Verzoeker heeft tijdens de zitting gewezen op het belang bij schorsing van het bestreden besluit in afwachting van zijn inspraakmogelijkheid door een zienswijze in te dienen. Die inspraakmogelijkheid is hem nu ontnomen.
7.3
Gelet op wat de voorzieningenrechter hiervoor heeft overwogen, kan het niet anders dan dat verweerder eerst de juiste voorbereidingsprocedure moet volgen en dat het bestreden besluit in bezwaar om die reden geen stand kan houden. Onder deze omstandigheden vindt de voorzieningenrechter dat het belang van verzoeker bij het treffen van een voorlopige voorziening zwaarder weegt dan de belangen van verweerder en vergunninghouder.

Conclusie

8.1
De voorzieningenrechter wijst het verzoek toe en schorst het bestreden besluit. Aan de andere gronden van verzoeker komt de voorzieningenrechter niet meer toe.
8.2
Omdat de voorzieningenrechter het verzoek toewijst, bepaalt de voorzieningenrechter dat verweerder aan verzoeker het door hem betaalde griffierecht vergoedt. Uit de stukken is niet gebleken van proceskosten van verzoeker die op grond van het Besluit proceskosten bestuursrecht voor vergoeding in aanmerking komen.
Deze uitspraak is gedaan door mr. R.C. Moed, voorzieningenrechter, in aanwezigheid van mr. A. Azmi, griffier. De beslissing is in het openbaar uitgesproken op 30 juni 2020.

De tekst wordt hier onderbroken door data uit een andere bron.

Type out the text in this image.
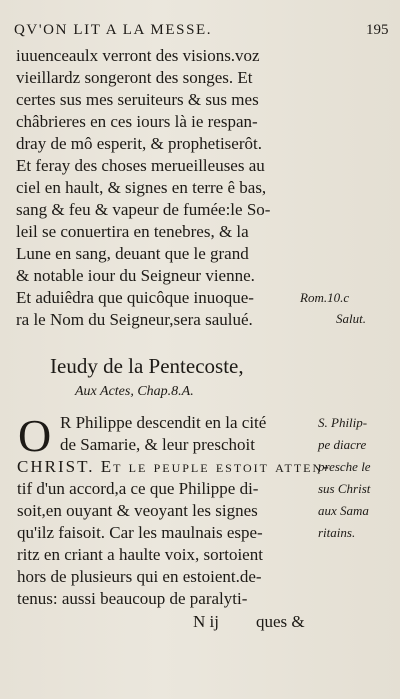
QV'ON LIT A LA MESSE.	195
iuuenceaulx verront des visions.voz
vieillardz songeront des songes. Et
certes sus mes seruiteurs & sus mes
châbrieres en ces iours là ie respan-
dray de mô esperit, & prophetiserôt.
Et feray des choses merueilleuses au
ciel en hault, & signes en terre ê bas,
sang & feu & vapeur de fumée:le So-
leil se conuertira en tenebres, & la
Lune en sang, deuant que le grand
& notable iour du Seigneur vienne.
Et aduiêdra que quicôque inuoque-
ra le Nom du Seigneur,sera saulué.
Rom.10.c
Salut.
Ieudy de la Pentecoste,
Aux Actes, Chap.8.A.
O R Philippe descendit en la cité
de Samarie, & leur preschoit
CHRIST. Et le peuple estoit atten-
tif d'un accord,a ce que Philippe di-
soit,en ouyant & veoyant les signes
qu'ilz faisoit. Car les maulnais espe-
ritz en criant a haulte voix, sortoient
hors de plusieurs qui en estoient.de-
tenus: aussi beaucoup de paralyti-
S. Philip-
pe diacre
presche le
sus Christ
aux Sama
ritains.
N ij ques &
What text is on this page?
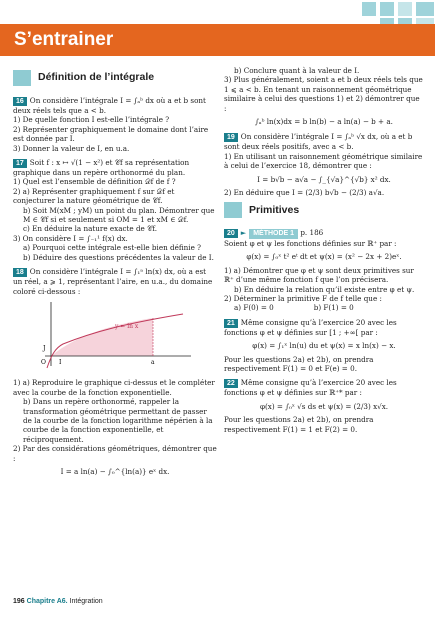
S’entrainer
Définition de l’intégrale
16 On considère l’intégrale I = ∫ₐᵇ dx où a et b sont deux réels tels que a < b.
1) De quelle fonction I est-elle l’intégrale ?
2) Représenter graphiquement le domaine dont l’aire est donnée par I.
3) Donner la valeur de I, en u.a.
17 Soit f : x ↦ √(1 − x²) et 𝒞f sa représentation graphique dans un repère orthonormé du plan.
1) Quel est l’ensemble de définition 𝒟f de f ?
2) a) Représenter graphiquement f sur 𝒟f et conjecturer la nature géométrique de 𝒞f.
b) Soit M(xM ; yM) un point du plan. Démontrer que M ∈ 𝒞f si et seulement si OM = 1 et xM ∈ 𝒟f.
c) En déduire la nature exacte de 𝒞f.
3) On considère I = ∫₋₁¹ f(x) dx.
a) Pourquoi cette intégrale est-elle bien définie ?
b) Déduire des questions précédentes la valeur de I.
18 On considère l’intégrale I = ∫₁ᵃ ln(x) dx, où a est un réel, a ⩾ 1, représentant l’aire, en u.a., du domaine coloré ci-dessous :
y = ln x
J
O I	a
1) a) Reproduire le graphique ci-dessus et le compléter avec la courbe de la fonction exponentielle.
b) Dans un repère orthonormé, rappeler la transformation géométrique permettant de passer de la courbe de la fonction logarithme népérien à la courbe de la fonction exponentielle, et réciproquement.
2) Par des considérations géométriques, démontrer que :
I = a ln(a) − ∫₀^{ln(a)} eˣ dx.
b) Conclure quant à la valeur de I.
3) Plus généralement, soient a et b deux réels tels que 1 ⩽ a < b. En tenant un raisonnement géométrique similaire à celui des questions 1) et 2) démontrer que :
∫ₐᵇ ln(x)dx = b ln(b) − a ln(a) − b + a.
19 On considère l’intégrale I = ∫ₐᵇ √x dx, où a et b sont deux réels positifs, avec a < b.
1) En utilisant un raisonnement géométrique similaire à celui de l’exercice 18, démontrer que :
I = b√b − a√a − ∫_{√a}^{√b} x² dx.
2) En déduire que I = (2/3) b√b − (2/3) a√a.
Primitives
20 ► MÉTHODE 1 p. 186
Soient φ et ψ les fonctions définies sur ℝ⁺ par :
φ(x) = ∫₀ˣ t² eᵗ dt et ψ(x) = (x² − 2x + 2)eˣ.
1) a) Démontrer que φ et ψ sont deux primitives sur ℝ⁺ d’une même fonction f que l’on précisera.
b) En déduire la relation qu’il existe entre φ et ψ.
2) Déterminer la primitive F de f telle que :
a) F(0) = 0	b) F(1) = 0
21 Même consigne qu’à l’exercice 20 avec les fonctions φ et ψ définies sur [1 ; +∞[ par :
φ(x) = ∫₁ˣ ln(u) du et ψ(x) = x ln(x) − x.
Pour les questions 2a) et 2b), on prendra respectivement F(1) = 0 et F(e) = 0.
22 Même consigne qu’à l’exercice 20 avec les fonctions φ et ψ définies sur ℝ⁺* par :
φ(x) = ∫₀ˣ √s ds et ψ(x) = (2/3) x√x.
Pour les questions 2a) et 2b), on prendra respectivement F(1) = 1 et F(2) = 0.
196 Chapitre A6. Intégration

de griffier en de voorzieningenrechter zijn verhinderd deze

uitspraak te ondertekenen

griffier voorzieningenrechter
Afschrift verzonden aan partijen op:

Rechtsmiddel

Tegen deze uitspraak staat geen rechtsmiddel open.

Voetnoten

1.Artikel 2:12, eerste lid, onder a, onder 3⁰ van de Wet algemene bepalingen omgevingsrecht (Wabo).
2.Als bedoeld in afdeling 3.4 van de Algemene wet bestuursrecht (Awb).
3.Zoals neergelegd in artikel 6:15, eerste lid, van de Awb.
4.Artikel 2.5, tweede lid, van de Wabo.
5.Artikel 3.12, vijfde lid, van de Wabo
6.Artikel 7:1, eerste lid, onder d, van de Awb.